Figure 6. Co-expression of AtMYB12 with other structural genes in tomato fruit enhances novel phenylpropanoid production.

(a) Schematic representation of resveratrol and genistein biosynthesis. Both pathways arise from flavonoid biosynthesis (in black) by the addition of VvStSy and LjIFS respectively. After synthesis, both resveratrol and genistein are glycosylated to form piceid and genistin. The naturally occurring are mutant is deficient in F3H activity. (b) The contents of CGA, total flavonols and total resveratrol compounds in different genotypes. Fruit were harvested 10 days after breaker. Error bars show s.e.m. (n=3). (c) The detailed contents of resveratrol (Res), piceid, resveratrol-glycoside isoform (Res-Glc Isoform), resveratrol-di-glycosides (Res-Glc-Glc) and methylated resveratrol-glycosides (MeRes-Glc) in different genotypes.
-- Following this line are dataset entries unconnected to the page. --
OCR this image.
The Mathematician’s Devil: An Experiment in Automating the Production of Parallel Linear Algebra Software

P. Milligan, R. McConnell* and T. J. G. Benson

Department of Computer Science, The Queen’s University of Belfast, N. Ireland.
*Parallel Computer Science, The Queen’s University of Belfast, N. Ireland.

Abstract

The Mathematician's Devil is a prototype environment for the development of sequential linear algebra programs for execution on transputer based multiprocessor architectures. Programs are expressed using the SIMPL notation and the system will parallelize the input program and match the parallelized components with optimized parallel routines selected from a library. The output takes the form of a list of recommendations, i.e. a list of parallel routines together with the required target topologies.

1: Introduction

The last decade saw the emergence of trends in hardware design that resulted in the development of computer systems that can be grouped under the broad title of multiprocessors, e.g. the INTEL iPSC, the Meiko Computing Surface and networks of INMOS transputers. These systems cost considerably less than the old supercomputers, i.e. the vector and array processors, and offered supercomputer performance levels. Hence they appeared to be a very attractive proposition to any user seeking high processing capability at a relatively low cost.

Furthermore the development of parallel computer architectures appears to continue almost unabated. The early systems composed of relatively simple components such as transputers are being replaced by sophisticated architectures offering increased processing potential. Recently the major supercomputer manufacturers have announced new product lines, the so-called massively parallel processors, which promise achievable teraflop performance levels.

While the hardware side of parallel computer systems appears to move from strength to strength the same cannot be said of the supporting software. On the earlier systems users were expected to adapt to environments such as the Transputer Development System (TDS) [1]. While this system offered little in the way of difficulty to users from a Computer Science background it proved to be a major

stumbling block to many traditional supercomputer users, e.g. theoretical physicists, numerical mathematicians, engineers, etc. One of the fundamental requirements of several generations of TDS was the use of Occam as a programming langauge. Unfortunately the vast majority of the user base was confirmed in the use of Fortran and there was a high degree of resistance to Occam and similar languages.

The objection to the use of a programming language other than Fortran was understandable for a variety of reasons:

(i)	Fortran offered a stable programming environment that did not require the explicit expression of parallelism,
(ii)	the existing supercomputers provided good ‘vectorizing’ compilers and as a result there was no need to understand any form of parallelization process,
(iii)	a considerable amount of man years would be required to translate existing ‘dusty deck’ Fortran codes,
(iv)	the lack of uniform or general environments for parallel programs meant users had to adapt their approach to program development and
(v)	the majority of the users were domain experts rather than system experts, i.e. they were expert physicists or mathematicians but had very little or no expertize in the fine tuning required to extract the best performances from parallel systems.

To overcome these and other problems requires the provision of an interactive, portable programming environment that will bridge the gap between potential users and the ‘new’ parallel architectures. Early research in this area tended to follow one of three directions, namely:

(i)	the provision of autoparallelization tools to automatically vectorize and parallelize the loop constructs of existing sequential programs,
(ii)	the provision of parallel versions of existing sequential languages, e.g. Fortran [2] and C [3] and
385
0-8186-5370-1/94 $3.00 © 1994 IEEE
Error bars show s.e.m. (n=3). (d) The contents of CGA, total flavonols and total isoflavones in different genotypes. Fruit were harvested 10 days after breaker. Error bars show s.e.m. (n=3). (e) The detailed contents of genistein, genistin and genistein-di-glucosides (genistein-Glc-Glc) in different genotypes. Error bars show s.e.m. (n=3).